La réussite portée par le volontariat
De bouche à oreille, Djalila a appris l’existence du programme de Volontariat d’Engagement Citoyen. Elle a alors décidé de s’engager pour porter main forte à sa communauté. Durant sa mission, elle a fait preuve de dévouement et de volonté de se transformer. Pour cela, elle a élaboré un plan d’affaires afin de mieux utiliser ses allocations mensuelles. « J’ai entendu parler du volontariat d’engagement citoyen par le bouche-à-oreille. Les conditions m’ont intéressée et, avec mes voisines, nous avons décidé de nous engager. Avec cette expérience, j’ai gagné en confiance en soi. Les différentes formations m’ont ouvert les yeux sur l’entrepreneuriat », explique-t-elle.
Toutes les formations ont été utiles, en particulier celle sur l’épargne régulière. Pendant sa mission, elle a mis de côté une partie de ses indemnités mensuelles. À la fin, elle a investi ces économies ainsi que son allocation de fin de mission pour ouvrir un petit commerce d’alimentation générale. « Aujourd’hui, je suis très fière de mon parcours. Je possède une boutique qui me permet progressivement d’atteindre mon autonomie. Je peux prendre soin de mon enfant, et tout cela n’a été possible que grâce à l’accompagnement dont j’ai bénéficié durant mon volontariat », ajoute-t-elle.
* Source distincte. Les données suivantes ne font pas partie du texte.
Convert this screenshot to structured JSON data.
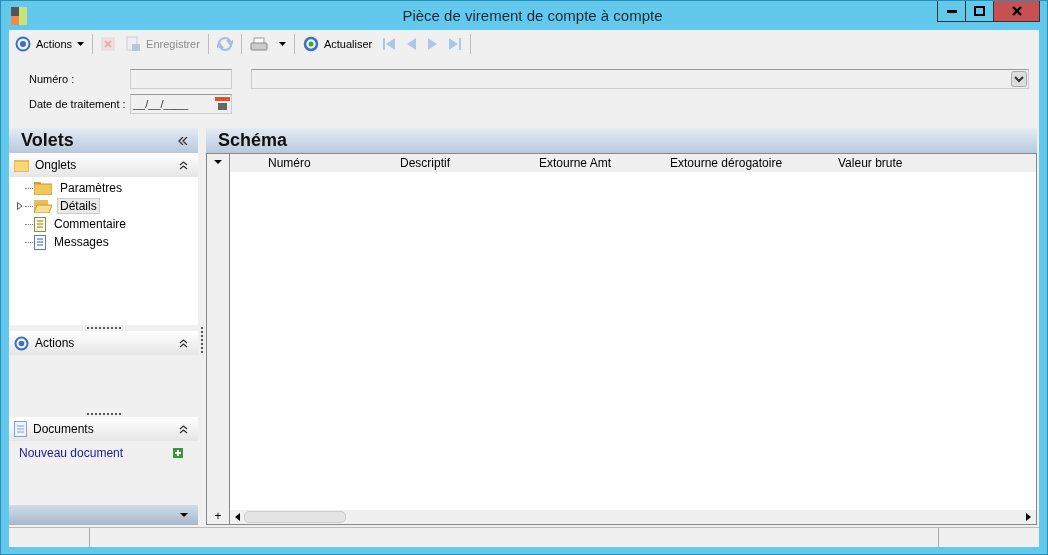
{
  "window": {
    "title": "Pièce de virement de compte à compte"
  },
  "toolbar": {
    "items": [
      {
        "kind": "menu",
        "label": "Actions",
        "disabled": false
      },
      {
        "kind": "separator"
      },
      {
        "kind": "delete",
        "disabled": true
      },
      {
        "kind": "save",
        "label": "Enregistrer",
        "disabled": true
      },
      {
        "kind": "separator"
      },
      {
        "kind": "sync",
        "disabled": true
      },
      {
        "kind": "separator"
      },
      {
        "kind": "print",
        "disabled": false
      },
      {
        "kind": "separator"
      },
      {
        "kind": "refresh",
        "label": "Actualiser",
        "disabled": false
      },
      {
        "kind": "first",
        "disabled": true
      },
      {
        "kind": "prev",
        "disabled": true
      },
      {
        "kind": "next",
        "disabled": true
      },
      {
        "kind": "last",
        "disabled": true
      },
      {
        "kind": "separator"
      }
    ]
  },
  "form": {
    "number_label": "Numéro :",
    "date_label": "Date de traitement :",
    "date_value": "__/__/____"
  },
  "sidebar": {
    "title": "Volets",
    "tabs_section": {
      "title": "Onglets",
      "items": [
        {
          "kind": "folder",
          "label": "Paramètres",
          "selected": false
        },
        {
          "kind": "folder-open",
          "label": "Détails",
          "selected": true,
          "expanded": false
        },
        {
          "kind": "note",
          "label": "Commentaire",
          "selected": false
        },
        {
          "kind": "document",
          "label": "Messages",
          "selected": false
        }
      ]
    },
    "actions_section": {
      "title": "Actions"
    },
    "documents_section": {
      "title": "Documents",
      "link": "Nouveau document"
    }
  },
  "main": {
    "title": "Schéma",
    "add_row": "+",
    "columns": [
      "Numéro",
      "Descriptif",
      "Extourne Amt",
      "Extourne dérogatoire",
      "Valeur brute"
    ]
  }
}
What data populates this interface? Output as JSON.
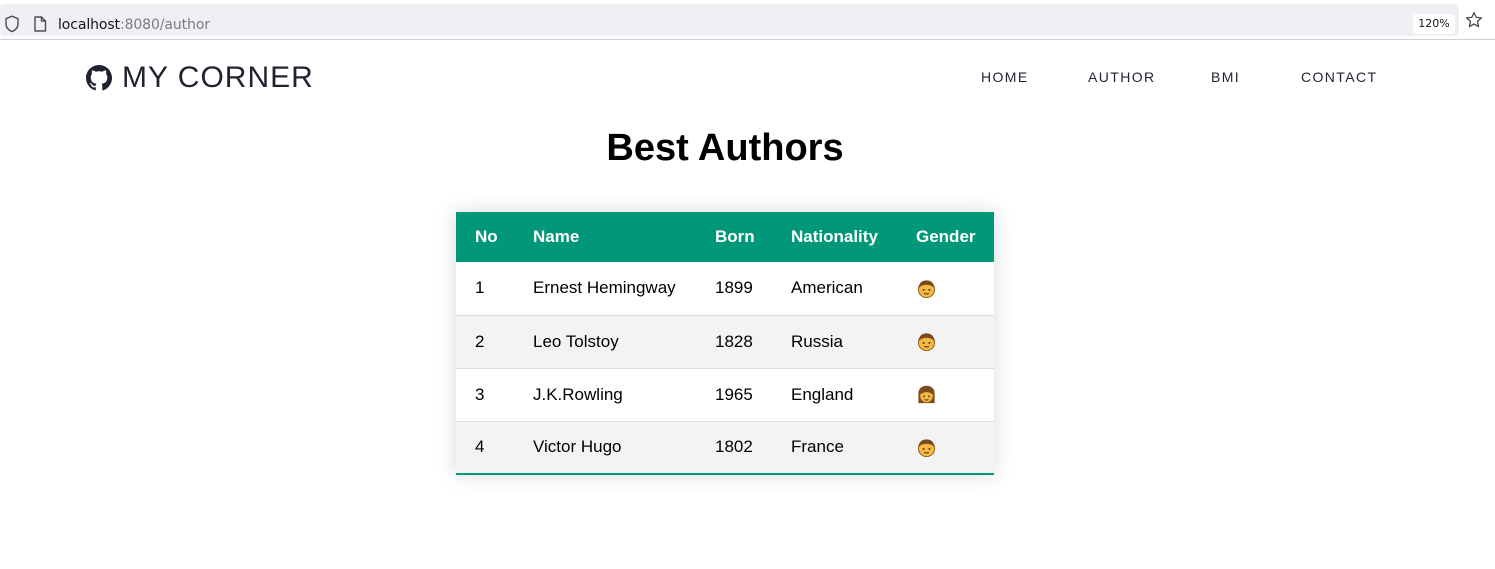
{
  "browser": {
    "url_host": "localhost",
    "url_rest": ":8080/author",
    "zoom": "120%",
    "icons": [
      "shield-icon",
      "page-icon",
      "star-icon"
    ]
  },
  "nav": {
    "brand": "MY CORNER",
    "brand_icon": "github-icon",
    "links": [
      "HOME",
      "AUTHOR",
      "BMI",
      "CONTACT"
    ]
  },
  "page": {
    "title": "Best Authors"
  },
  "table": {
    "headers": [
      "No",
      "Name",
      "Born",
      "Nationality",
      "Gender"
    ],
    "rows": [
      {
        "no": "1",
        "name": "Ernest Hemingway",
        "born": "1899",
        "nationality": "American",
        "gender": "male"
      },
      {
        "no": "2",
        "name": "Leo Tolstoy",
        "born": "1828",
        "nationality": "Russia",
        "gender": "male"
      },
      {
        "no": "3",
        "name": "J.K.Rowling",
        "born": "1965",
        "nationality": "England",
        "gender": "female"
      },
      {
        "no": "4",
        "name": "Victor Hugo",
        "born": "1802",
        "nationality": "France",
        "gender": "male"
      }
    ]
  },
  "colors": {
    "accent": "#009879",
    "stripe": "#f3f3f3"
  }
}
” On accompagne chaque Volontaire à identifier une activité génératrice de revenus (AGR) et ensemble nous montons avec lui le projet. On les accompagne via des formations et des suivis conseils pour le réaliser. Djalila reste un bon exemple pour les autres jeunes” , témoigne DJOBO MOUSSA Djamaldine, Agent de suivi des Volontaires à Bafilo.